Again and again, individual scenes stand out in the film that seek to manifest the hatred of Jews as a supposed necessity. In a particularly infamous scene, Rudolf Forster, in the role of Lueger, explains to Viennese children the importance of his chain of office. Each sign on this chain stands for a city district, he says. The first district stands for the inner city, according to Lueger, where the nobility and the church, the House of Habsburg, i.e. the power of Austria, live, while the second district, Leopoldstadt, stands for the Jews with their money, envy, greed and hatred, in short: “the seven deadly sins, ”as Lueger explains. When he reached the tenth district with his declaration, the chain of office falls down and tears between the first and second shield (i.e. district). A dissolution of the ties between the state and the Jews, which is regarded as imperative, is symbolically propagated.

In another perfidious scene, the young OW Fischer appears particularly anti-Semitic in the role of the hot-headed son of the Commercial Council. During a speech battle in parliament, he and the Jewish newspaper maker Dr. Adler to a loud argument. After Fischer tried to defame him coram publico and cut him off - “The Jews have nothing to say!” - he beats Dr. Eagle several times in the face.

In a third scene, while the student supporters of Lueger and Schönerer are banging their heads in front of the university building, two Jews who are strongly recorded about the benefits that can be drawn from the discord between their opponents and are happy: “God preserve the emperor and idiocy for us the Goi . "

Although Heinrich George officially played the second leading role in Vienna in 1910 and ranks right behind Rudolf Forster on the cast, he only appears after 57 minutes of playing time. His dialogue with Forster lasts a good eleven minutes, after which he can only be seen briefly in very few sequences.

As in ... riding for Germany , Herbert Hübner embodies with Dr. Adler is the anti-Semitic distorted caricature of a Jew.

The filming of Vienna in 1910 took place in 1941/42 in both Babelsberg and Vienna.

The film received the Nazi rating “politically and artistically valuable” and was released from the age of 14.

Karl Weber designed the buildings, Sepp Ketterer assisted Hans Schneeberger with the camera work.

Vienna in 1910 was a huge cash flop. In an unpublished list from January 12, 1945 of the films with the worst box office results, the lavishly designed production came in first place with 2.1 million RM . The film had cost about 2,497 million Reichsmarks.

Due to its political tendencies, the showing of the film was banned by the Allied military authorities from 1945.

Reviews

Bogusław Drewniak's 'Der deutsche Film 1938–1945' wrote: “The Nazi film set a monument to the deserted liberal, the anti-Semitic, Christian-social mayor”.

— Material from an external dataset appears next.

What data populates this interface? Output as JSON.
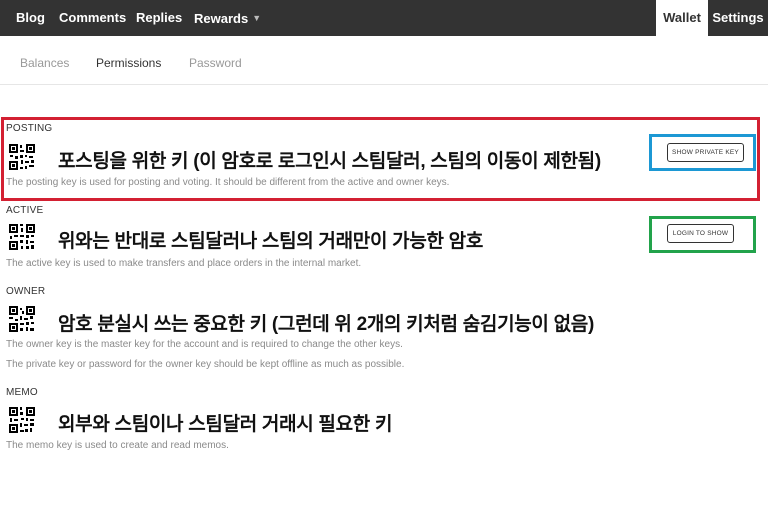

Kay Weniger's "In life more is taken from you than given ..." called the film a "strongly tendentious strip."

See also

Individual evidence

  1. ^ Bogusław Drewniak: The German Film 1938–1945. A complete overview . Düsseldorf 1987, p. 302.
  2. Adolf Hitler: Mein Kampf , III. Edition, Munich 1930, p. 74.
  3. Mein Kampf , p. 107.
  4. Quoted from Der deutsche Film 1938–1945 . P. 302.
  5. Kay Less : "In life, more is taken from you than given ...". Lexicon of filmmakers who emigrated from Germany and Austria between 1933 and 1945. A general overview. ACABUS Verlag, Hamburg 2011, ISBN 978-3-86282-049-8 , p. 57.
  6. See: Der deutsche Film 1938–1945 , p. 631.
  7. See: Ulrich J. Klaus: Deutsche Tonfilme , Volume 12, Filmjahre 1942/43, Berlin 2001, p. 240.
  8. Der deutsche Film 1938–1945 , p. 302.
  9. Kay Less : "In life, more is taken from you than given ...". Lexicon of filmmakers who emigrated from Germany and Austria between 1933 and 1945. A general overview. ACABUS Verlag, Hamburg 2011, ISBN 978-3-86282-049-8 , p. 629.